Merauke, Jubi – Pemerintah Kabupaten Merauke tidak mengeluarkan izin untuk kegiatan investasi perkebunan di Pulau Kimaam, Kabupaten Merauke, Provinsi Papua Selatan. Sebab di pulau ini terdapat kawasan Hutan Produksi Konversi atau HPK, hutan lindung, dan sebagian besar kawasannya merupakan hutan mangrove.
Pulau Kolepom disebut juga Pulau Dolok atau Pulau Yos Sudarso terpisah dari daratan besar Pulau Papua, dan berada sekitar 145 mil sebelah barat Kota Merauke. Pulau dengan luas 11.742 kilometer persegi ini mencakup Distrik Kimaam, Waan, Kontuar, Tabonji, dan sebagian wilayah Distrik Ilwayab.
“Berdasarkan tata ruang, daerah Kimaam itu berada pada posisi HPK, hutan lindung, dan daerah mangrove. Untuk investasi itu agak sulit, dan tidak bisa kalau [ada] hutan lindung,” kata Bupati Merauke Romanus Mbaraka kepada wartawan, Minggu (16/6/2024).
Menyikapi aksi demonstrasi masyarakat adat yang menolak investasi di Pulau Kimaam pada Kamis (13/6/2024), Romanus Mbaraka mengatakan tidak ada satu izin pun yang dikeluarkan pemerintah untuk kegiatan investasi di Pulau Kimaam. Juga tidak ada pemberitahuan dari Kementerian Investasi, Kementerian Pertanian, atau departemen terkait lokasi yang menjadi fokus investasi di sana.

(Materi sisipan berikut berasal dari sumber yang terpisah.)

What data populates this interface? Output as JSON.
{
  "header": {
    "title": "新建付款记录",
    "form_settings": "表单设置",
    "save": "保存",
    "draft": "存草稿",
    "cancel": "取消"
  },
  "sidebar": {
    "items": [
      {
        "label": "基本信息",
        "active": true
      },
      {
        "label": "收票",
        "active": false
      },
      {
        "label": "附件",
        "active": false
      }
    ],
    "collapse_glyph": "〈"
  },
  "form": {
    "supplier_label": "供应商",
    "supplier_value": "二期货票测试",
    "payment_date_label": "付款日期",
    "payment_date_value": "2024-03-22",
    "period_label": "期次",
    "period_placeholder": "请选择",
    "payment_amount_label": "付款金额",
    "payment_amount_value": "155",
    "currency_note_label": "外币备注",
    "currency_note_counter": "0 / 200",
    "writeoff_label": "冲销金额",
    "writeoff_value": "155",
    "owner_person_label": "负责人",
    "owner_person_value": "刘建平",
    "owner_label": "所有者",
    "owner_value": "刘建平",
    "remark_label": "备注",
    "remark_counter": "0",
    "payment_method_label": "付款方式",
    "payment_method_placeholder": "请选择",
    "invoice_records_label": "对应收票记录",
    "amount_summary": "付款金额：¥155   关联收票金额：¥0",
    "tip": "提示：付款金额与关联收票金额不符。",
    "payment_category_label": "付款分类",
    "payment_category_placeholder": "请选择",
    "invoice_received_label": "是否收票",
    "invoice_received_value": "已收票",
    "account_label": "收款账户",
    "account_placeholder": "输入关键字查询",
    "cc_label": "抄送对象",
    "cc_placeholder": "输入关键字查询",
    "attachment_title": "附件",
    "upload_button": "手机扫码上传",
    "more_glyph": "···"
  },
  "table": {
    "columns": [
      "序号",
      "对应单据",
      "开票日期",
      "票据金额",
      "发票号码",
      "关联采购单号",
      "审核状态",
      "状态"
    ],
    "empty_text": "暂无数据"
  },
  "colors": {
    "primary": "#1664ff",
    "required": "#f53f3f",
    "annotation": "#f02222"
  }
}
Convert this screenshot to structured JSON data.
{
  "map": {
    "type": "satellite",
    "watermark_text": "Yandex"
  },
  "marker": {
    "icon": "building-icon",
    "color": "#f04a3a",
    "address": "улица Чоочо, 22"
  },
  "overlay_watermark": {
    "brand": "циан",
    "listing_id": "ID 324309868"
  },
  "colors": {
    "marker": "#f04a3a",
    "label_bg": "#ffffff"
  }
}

“Mau wilayah Kimaam [atau] Maklew belum masuk [rencana investasi] sama sekali. Namun dalam tata ruang, [Pulau Kimaam] untuk perwilayahan potensial dan komoditas [rencana pengembangan pertanian, peternakan, dan perikanan] itu ada. Tapi itu bukan berarti serta-merta investasi jalan. Jadi tidak ada satu pun izin untuk investasi di sana. Tidak ada sampai dengan hari ini,” katanya.
Selaku kepala daerah, kata Romanus Mbaraka, dia maupun Pj Gubernur Apolo Safanpo belum menerima pemberitahuan dari pemerintah pusat jika ada rencana kegiatan investasi di Pulau Kimaam. “Kalau ada helikopter atau pesawat yang melakukan survei di sana, saya kira itu wajar saja, itu untuk meneliti semua ruang kewilayahan,” ujarnya.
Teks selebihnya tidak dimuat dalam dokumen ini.